O narguilé pode gerar enormes quantidades de de monóxido de carbono (CO), principalmente por causa do uso de carvão (combustão incompleta de hidrocarbonetos); o CO emitido pelo narguilé é reduzido em 90% quando o carvão é substituído com um aquecedor elétrico, algo longe de popular. O CO exalado após uma sessão de narguilé é estimado de ser maior do que a quantidade exalada após fumar um pacote inteiro de cigarro.

O CO é prontamente absorvido nos pulmões e pode formar uma forte mas reversível ligação com a hemoglobina, levando a uma potencial e fatal hipoxia.
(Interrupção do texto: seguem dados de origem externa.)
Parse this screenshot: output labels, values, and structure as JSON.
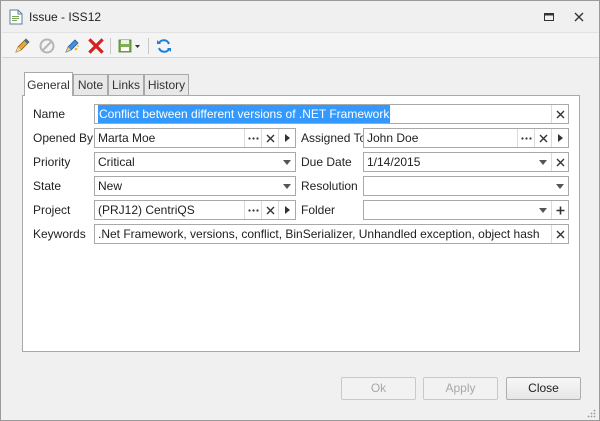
{
  "window": {
    "title": "Issue - ISS12"
  },
  "toolbar": {
    "items": [
      "edit-pencil-icon",
      "cancel-circle-icon",
      "edit-sparkle-icon",
      "delete-x-icon",
      "save-options-icon",
      "refresh-icon"
    ]
  },
  "tabs": [
    {
      "label": "General",
      "active": true
    },
    {
      "label": "Note",
      "active": false
    },
    {
      "label": "Links",
      "active": false
    },
    {
      "label": "History",
      "active": false
    }
  ],
  "form": {
    "name_label": "Name",
    "name_value": "Conflict between different versions of .NET Framework",
    "opened_by_label": "Opened By",
    "opened_by_value": "Marta Moe",
    "assigned_to_label": "Assigned To",
    "assigned_to_value": "John Doe",
    "priority_label": "Priority",
    "priority_value": "Critical",
    "due_date_label": "Due Date",
    "due_date_value": "1/14/2015",
    "state_label": "State",
    "state_value": "New",
    "resolution_label": "Resolution",
    "resolution_value": "",
    "project_label": "Project",
    "project_value": "(PRJ12) CentriQS",
    "folder_label": "Folder",
    "folder_value": "",
    "keywords_label": "Keywords",
    "keywords_value": ".Net Framework, versions, conflict, BinSerializer, Unhandled exception, object hash"
  },
  "buttons": {
    "ok": "Ok",
    "apply": "Apply",
    "close": "Close"
  },
  "colors": {
    "selection": "#3399ff",
    "delete_red": "#d42020",
    "refresh_blue": "#1e7fd8"
  }
}
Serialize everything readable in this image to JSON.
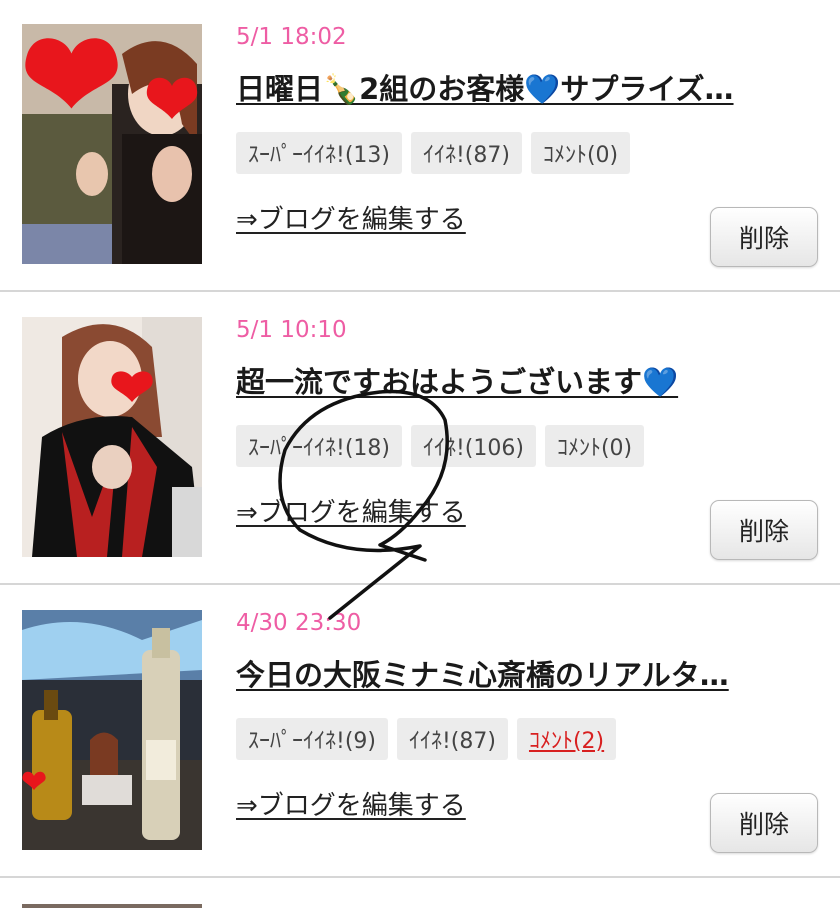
{
  "posts": [
    {
      "date": "5/1 18:02",
      "title": "日曜日🍾2組のお客様💙サプライズ…",
      "tags": [
        "ｽｰﾊﾟｰｲｲﾈ!(13)",
        "ｲｲﾈ!(87)",
        "ｺﾒﾝﾄ(0)"
      ],
      "edit_label": "⇒ブログを編集する",
      "delete_label": "削除"
    },
    {
      "date": "5/1 10:10",
      "title": "超一流ですおはようございます💙",
      "tags": [
        "ｽｰﾊﾟｰｲｲﾈ!(18)",
        "ｲｲﾈ!(106)",
        "ｺﾒﾝﾄ(0)"
      ],
      "edit_label": "⇒ブログを編集する",
      "delete_label": "削除"
    },
    {
      "date": "4/30 23:30",
      "title": "今日の大阪ミナミ心斎橋のリアルタ…",
      "tags": [
        "ｽｰﾊﾟｰｲｲﾈ!(9)",
        "ｲｲﾈ!(87)",
        "ｺﾒﾝﾄ(2)"
      ],
      "edit_label": "⇒ブログを編集する",
      "delete_label": "削除"
    }
  ],
  "colors": {
    "date": "#ee5da4",
    "comment_highlight": "#d82020",
    "tag_bg": "#ececec",
    "divider": "#d6d6d6"
  },
  "annotation": "hand-drawn-circle-mark"
}
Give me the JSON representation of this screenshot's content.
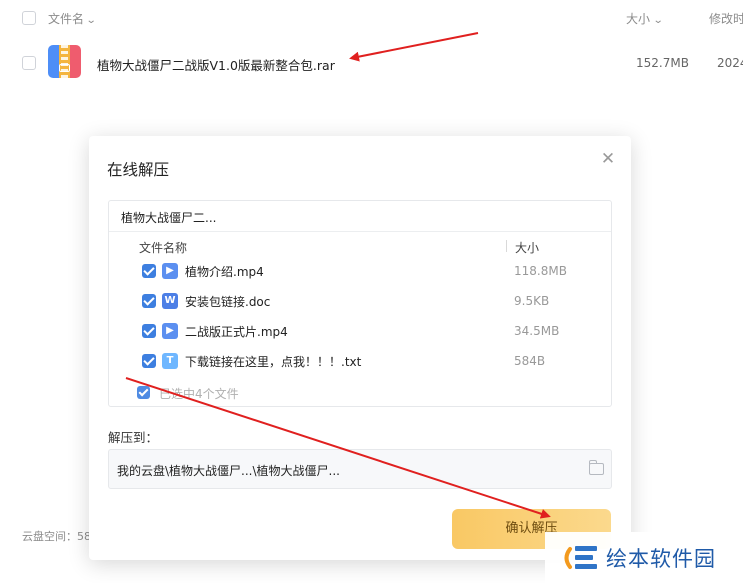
{
  "file_list": {
    "columns": {
      "name": "文件名",
      "size": "大小",
      "modified": "修改时"
    },
    "file": {
      "name": "植物大战僵尸二战版V1.0版最新整合包.rar",
      "size": "152.7MB",
      "modified": "2024"
    }
  },
  "footer": {
    "storage_label": "云盘空间：58"
  },
  "dialog": {
    "title": "在线解压",
    "close_glyph": "✕",
    "tree": {
      "root": "植物大战僵尸二...",
      "col_name": "文件名称",
      "col_size": "大小",
      "entries": [
        {
          "name": "植物介绍.mp4",
          "size": "118.8MB",
          "icon": "video-icon",
          "glyph": "▶"
        },
        {
          "name": "安装包链接.doc",
          "size": "9.5KB",
          "icon": "word-icon",
          "glyph": "W"
        },
        {
          "name": "二战版正式片.mp4",
          "size": "34.5MB",
          "icon": "video-icon",
          "glyph": "▶"
        },
        {
          "name": "下载链接在这里，点我！！！.txt",
          "size": "584B",
          "icon": "txt-icon",
          "glyph": "T"
        }
      ],
      "selected_text": "已选中4个文件"
    },
    "extract_label": "解压到：",
    "path": "我的云盘\\植物大战僵尸...\\植物大战僵尸...",
    "confirm_label": "确认解压"
  },
  "watermark": {
    "text": "绘本软件园"
  },
  "colors": {
    "accent_blue": "#3d7fe0",
    "confirm_yellow": "#f9c864",
    "arrow_red": "#e0201f"
  }
}
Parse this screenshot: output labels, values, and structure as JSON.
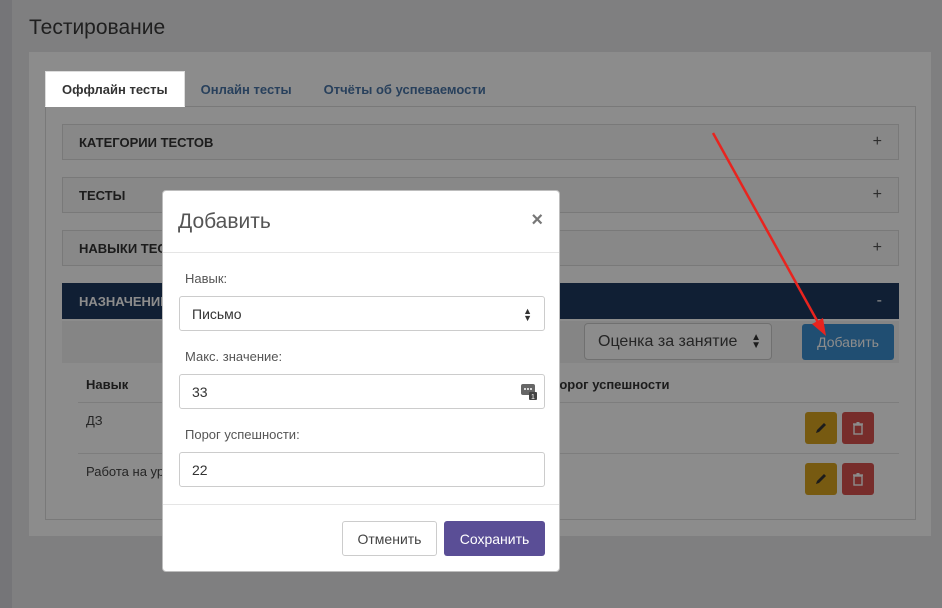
{
  "page": {
    "title": "Тестирование"
  },
  "tabs": [
    {
      "label": "Оффлайн тесты",
      "active": true
    },
    {
      "label": "Онлайн тесты",
      "active": false
    },
    {
      "label": "Отчёты об успеваемости",
      "active": false
    }
  ],
  "accordion": [
    {
      "label": "КАТЕГОРИИ ТЕСТОВ",
      "sign": "+"
    },
    {
      "label": "ТЕСТЫ",
      "sign": "+"
    },
    {
      "label": "НАВЫКИ ТЕСТОВ",
      "sign": "+"
    },
    {
      "label": "НАЗНАЧЕНИЕ",
      "sign": "-"
    }
  ],
  "toolbar": {
    "select_value": "Оценка за занятие",
    "add_label": "Добавить"
  },
  "table": {
    "headers": [
      "Навык",
      "Порог успешности"
    ],
    "rows": [
      {
        "skill": "ДЗ"
      },
      {
        "skill": "Работа на уроке"
      }
    ]
  },
  "modal": {
    "title": "Добавить",
    "close": "×",
    "skill_label": "Навык:",
    "skill_value": "Письмо",
    "max_label": "Макс. значение:",
    "max_value": "33",
    "threshold_label": "Порог успешности:",
    "threshold_value": "22",
    "cancel_label": "Отменить",
    "save_label": "Сохранить"
  },
  "colors": {
    "accent": "#5a4e96",
    "add_button": "#3b8fd0",
    "accordion_dark": "#1e3a5f",
    "annotation_arrow": "#e8241f"
  }
}
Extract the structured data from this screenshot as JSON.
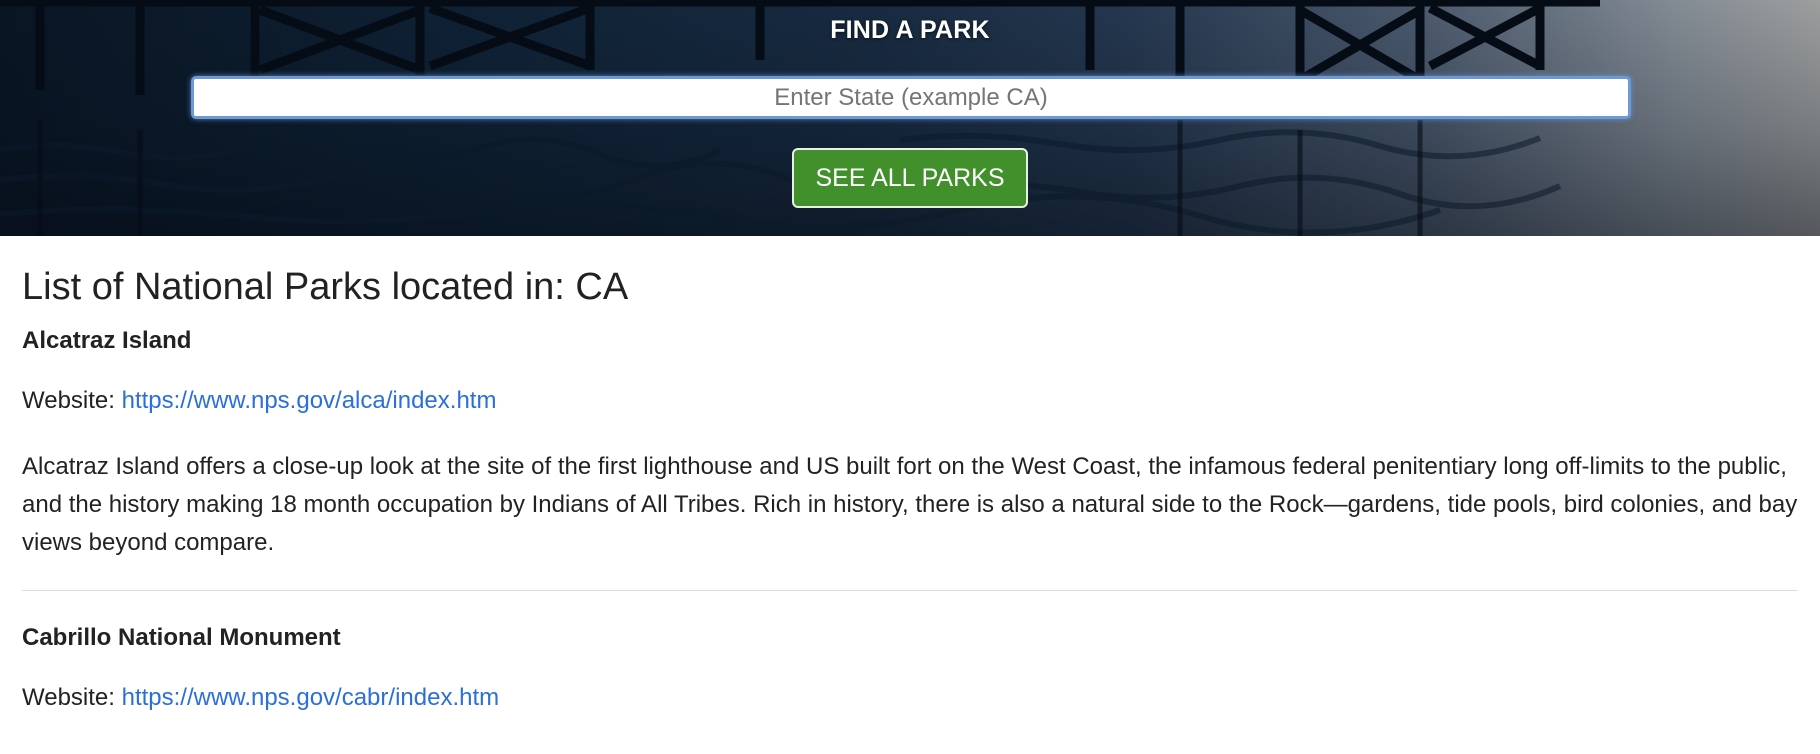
{
  "hero": {
    "title": "FIND A PARK",
    "search_placeholder": "Enter State (example CA)",
    "search_value": "",
    "see_all_label": "SEE ALL PARKS"
  },
  "list": {
    "heading": "List of National Parks located in: CA",
    "website_label": "Website:",
    "parks": [
      {
        "name": "Alcatraz Island",
        "url": "https://www.nps.gov/alca/index.htm",
        "description": "Alcatraz Island offers a close-up look at the site of the first lighthouse and US built fort on the West Coast, the infamous federal penitentiary long off-limits to the public, and the history making 18 month occupation by Indians of All Tribes. Rich in history, there is also a natural side to the Rock—gardens, tide pools, bird colonies, and bay views beyond compare."
      },
      {
        "name": "Cabrillo National Monument",
        "url": "https://www.nps.gov/cabr/index.htm",
        "description": ""
      }
    ]
  },
  "colors": {
    "button_green": "#41902b",
    "link_blue": "#2a6fdb",
    "input_focus": "#6c9ad6"
  }
}
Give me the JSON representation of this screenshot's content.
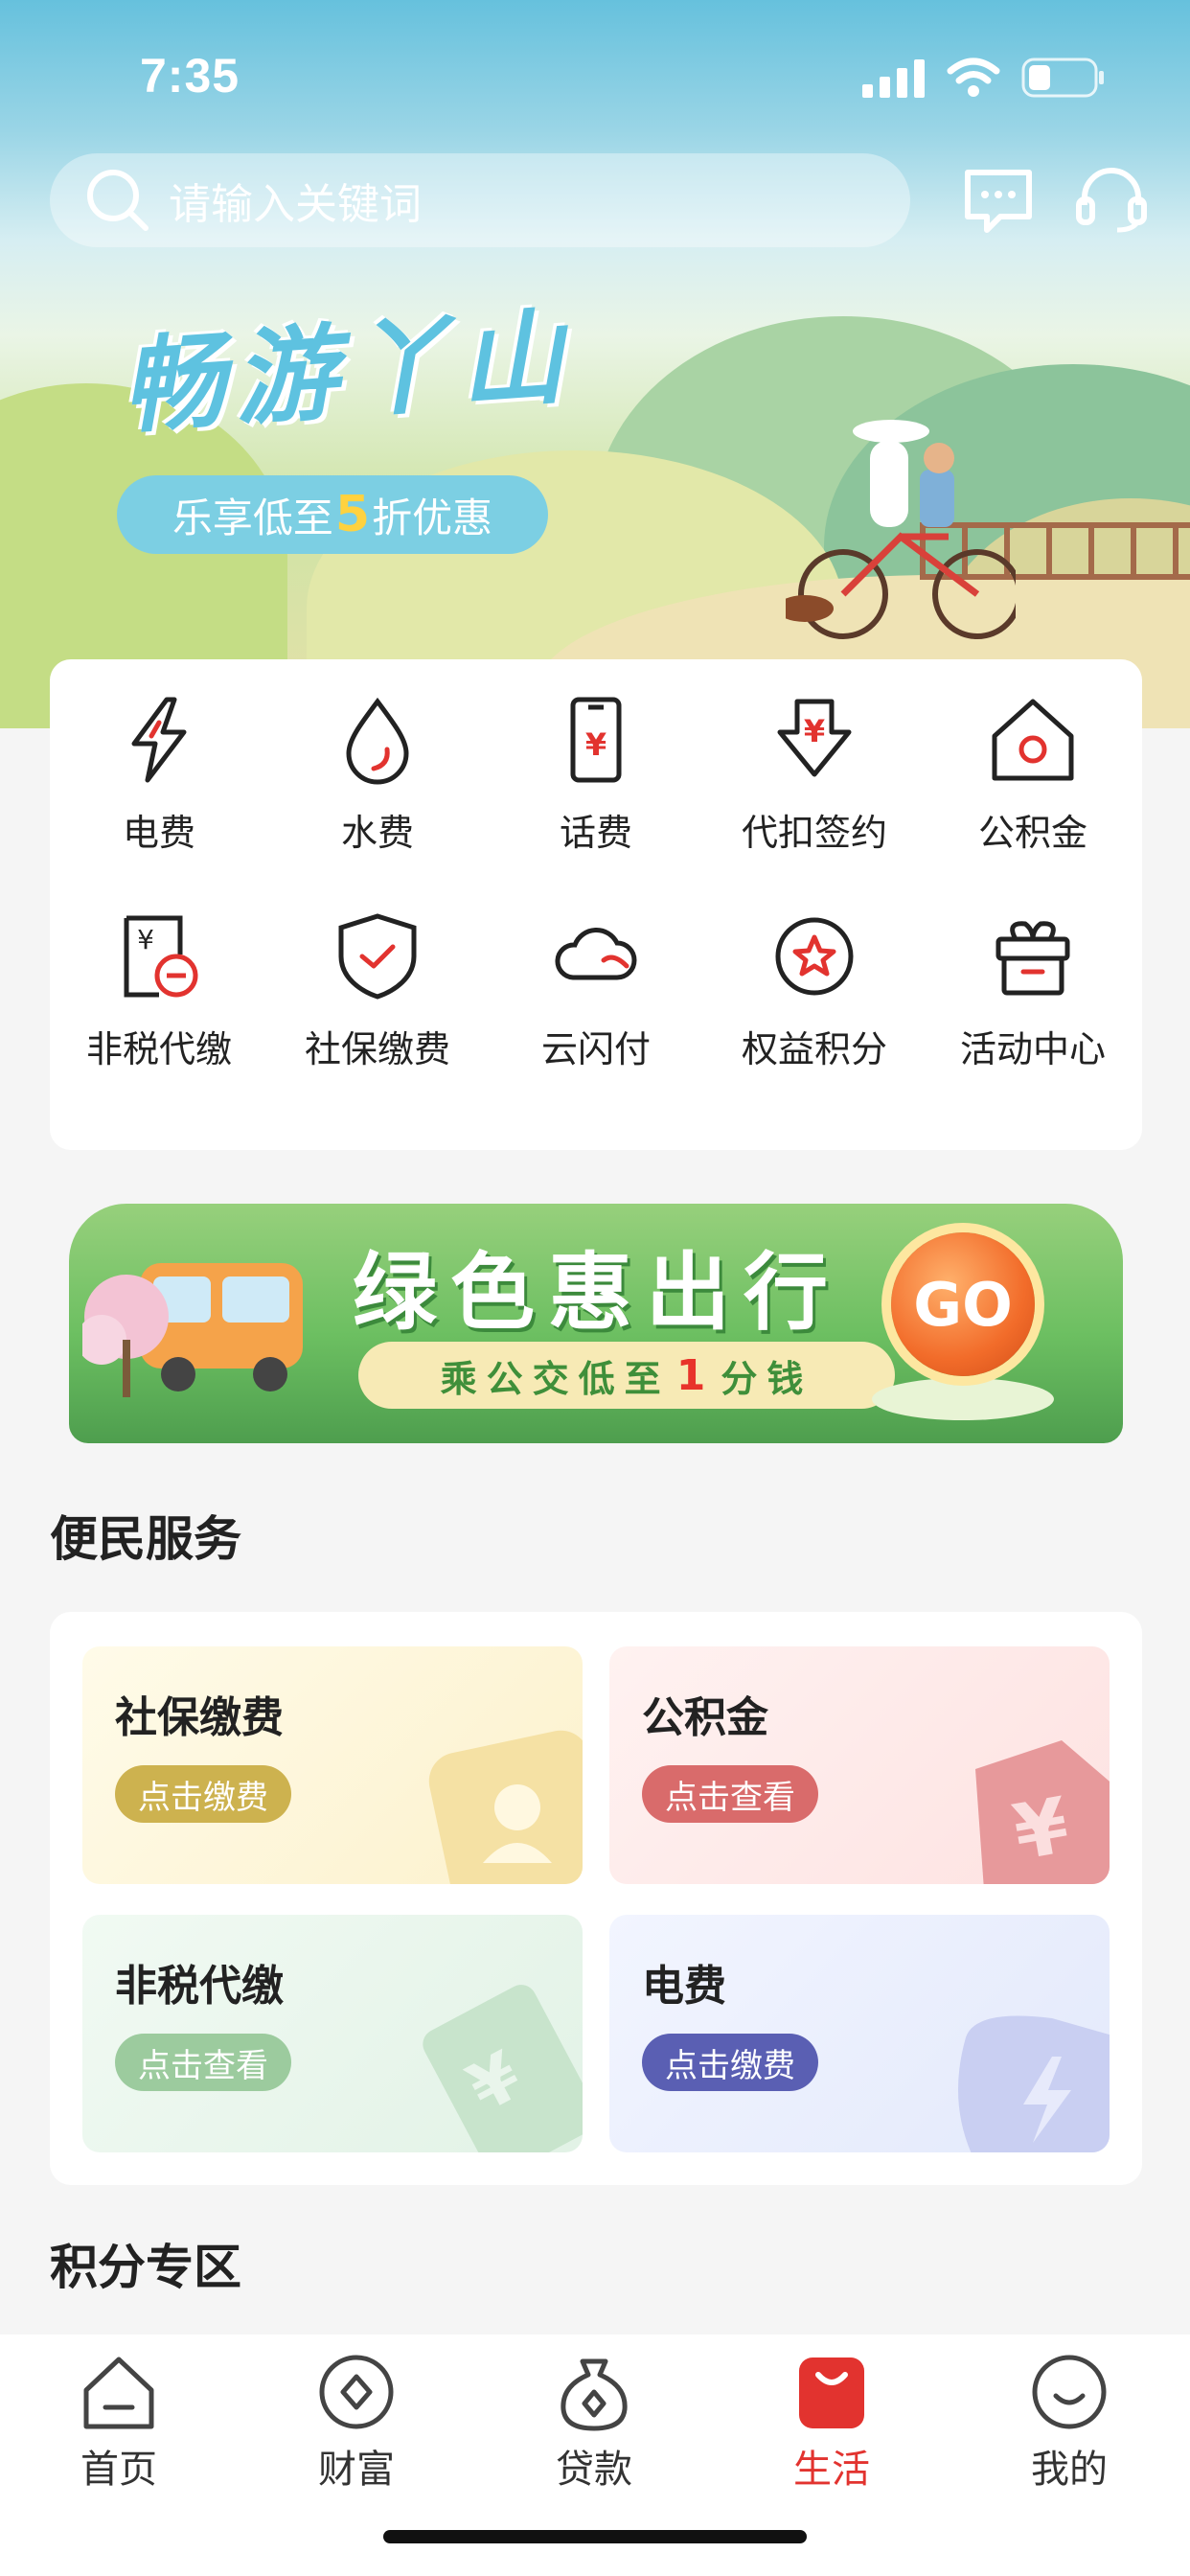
{
  "status_bar": {
    "time": "7:35"
  },
  "search": {
    "placeholder": "请输入关键词"
  },
  "hero": {
    "title": "畅游丫山",
    "pill_before": "乐享低至",
    "pill_accent": "5",
    "pill_after": "折优惠"
  },
  "services_grid": [
    {
      "label": "电费",
      "icon": "lightning-icon"
    },
    {
      "label": "水费",
      "icon": "water-drop-icon"
    },
    {
      "label": "话费",
      "icon": "phone-yen-icon"
    },
    {
      "label": "代扣签约",
      "icon": "arrow-yen-icon"
    },
    {
      "label": "公积金",
      "icon": "house-icon"
    },
    {
      "label": "非税代缴",
      "icon": "tax-doc-icon"
    },
    {
      "label": "社保缴费",
      "icon": "shield-check-icon"
    },
    {
      "label": "云闪付",
      "icon": "cloud-pay-icon"
    },
    {
      "label": "权益积分",
      "icon": "star-badge-icon"
    },
    {
      "label": "活动中心",
      "icon": "gift-box-icon"
    }
  ],
  "promo": {
    "title": "绿色惠出行",
    "pill_before": "乘公交低至",
    "pill_num": "1",
    "pill_after": "分钱",
    "go": "GO"
  },
  "section_convenience": {
    "title": "便民服务"
  },
  "convenience_tiles": [
    {
      "title": "社保缴费",
      "button": "点击缴费",
      "color": "#cdb24f"
    },
    {
      "title": "公积金",
      "button": "点击查看",
      "color": "#d96b6b"
    },
    {
      "title": "非税代缴",
      "button": "点击查看",
      "color": "#9ccb9e"
    },
    {
      "title": "电费",
      "button": "点击缴费",
      "color": "#5a5fb3"
    }
  ],
  "section_points": {
    "title": "积分专区"
  },
  "tabbar": [
    {
      "label": "首页",
      "icon": "home-icon"
    },
    {
      "label": "财富",
      "icon": "wealth-icon"
    },
    {
      "label": "贷款",
      "icon": "loan-bag-icon"
    },
    {
      "label": "生活",
      "icon": "shopping-bag-icon",
      "active": true
    },
    {
      "label": "我的",
      "icon": "profile-smile-icon"
    }
  ],
  "accent_color": "#e2332f"
}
A afinidade do CO com a hemoglobina e a mioglobina (componentes proteicos das hemácias carregando ferro e responsáveis pelo transporte de oxigênio no sangue) é 250 vezes e 40 vezes maior, respectivamente, do que aquela com o oxigênio. Após a eliminação do CO, reperfusão de oxigênio nos tecidos ocorre e produz um grande aumento de diversas espécies oxigenadas reativas, promovendo forte estresse oxidativo e múltiplos danos no corpo, incluindo no tecido cerebral. O CO também causa danos celulares por outros mecanismos, como reação com citocromos intracelulares, interrupção do metabolismo oxidativo e disrupção da cadeia transportadora de elétrons (esses últimos dois devido ao impedimento do efetivo transporte de oxigênio para os tecidos) (Ref.39).

Fumantes crônicos de cigarro chegam a ter concentrações de carboxihemoglobina (COHb) - hemoglobina ligada com CO - de até 10%, enquanto essa concentração pode ultrapassar 39% após uma sessão de narguilé (Ref.39), caracterizando grave envenenamento (intoxicação severa aguda) por CO. Intoxicação aguda de CO pode causar sérias manifestações agudas neurológicas e cardíacas, incluindo morte. Sinais neurológicos também podem aparecer de forma tardia, várias semanas ou meses após a intoxicação (classicamente conhecida como síndrome pós-intervalo). Finalmente, sequelas neuropsicológicas altamente debilitantes, como problemas de memória, podem persistir a longo prazo. 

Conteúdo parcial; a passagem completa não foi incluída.